Gilles s’en souvient comme si c’était hier. Un matin, en arrivant au travail comme à son habitude, ce chef de rayon charcuterie et fromagerie d’un magasin Carrefour du Finistère (29) apprend qu’il est convoqué par la direction : « J’avais 47 ans, c’était en 2013, la veille de mon anniversaire. Je monte au bureau, le directeur et la chargée de paie m’attendent, ils sont tout sourire. Quand je m’assois, leurs visages se ferment. »
Cela fait 25 ans qu’il travaille pour l’enseigne de grande distribution. « Pendant 30 minutes, on m’a dit que rien n’allait dans mon travail, j’étais mis à pied. J’ai eu 30 secondes pour faire mes affaires, un agent de la sécurité m’a escorté jusqu’à la sortie, c’était hyper-violent, je n’avais rien vu venir », se souvient Gilles.
Après son licenciement, avec l’aide d’un avocat et de son syndicat, il a obtenu 50 000 euros pour compenser la perte de son travail. « On s’est arrêtés à la cinquième conciliation aux prud’hommes, c’est-à-dire avant le procès.
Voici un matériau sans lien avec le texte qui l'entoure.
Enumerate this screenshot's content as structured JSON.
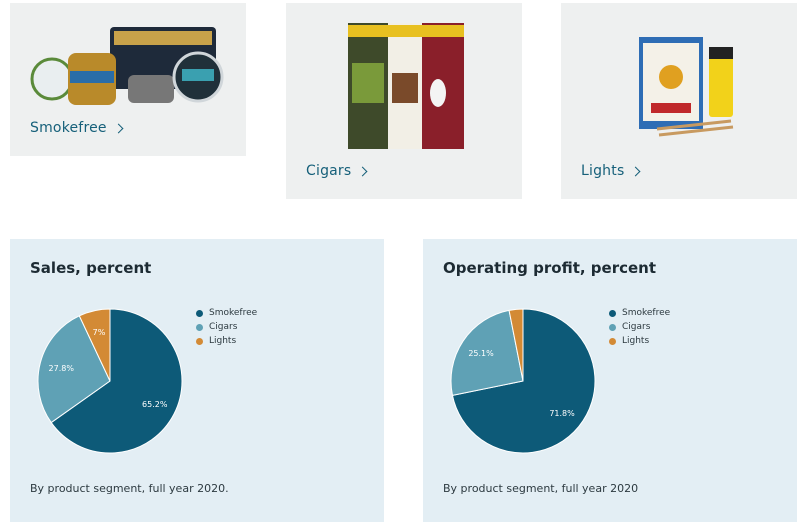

Carrefour me reprochait d’avoir affiché le planning des employés à midi au lieu de 7h. Un audit avait été fait sur moi, je n’ai jamais eu accès aux résultats. Le syndicat a contre-enquêté : aucune des personnes sous mes ordres n’a voulu témoigner contre moi. » Gilles a vite compris : « Je devenais trop cher pour Carrefour et je ne pouvais pas évoluer. »
« Quand une entreprise veut se débarrasser de ses employés pour faire des économies, ce sont souvent les seniors qui trinquent en premier, car ils coûtent plus cher avec l’ancienneté », confirme Jean-François Foucard, secrétaire national du syndicat Confédération française de l’encadrement-Confédération générale des cadres (CFE-CGC), en charge des parcours professionnels.
Alors que le gouvernement a décidé de repousser l’âge de départ à la retraite de 62 ans à 64 ans, quelle est la place des seniors sur le marché du travail ? Selon les chiffres d’Eurostat (2021), en France, seules 56 % des personnes âgées de 55 à 64 ans occupent un emploi contre 60,5 % en moyenne en Europe.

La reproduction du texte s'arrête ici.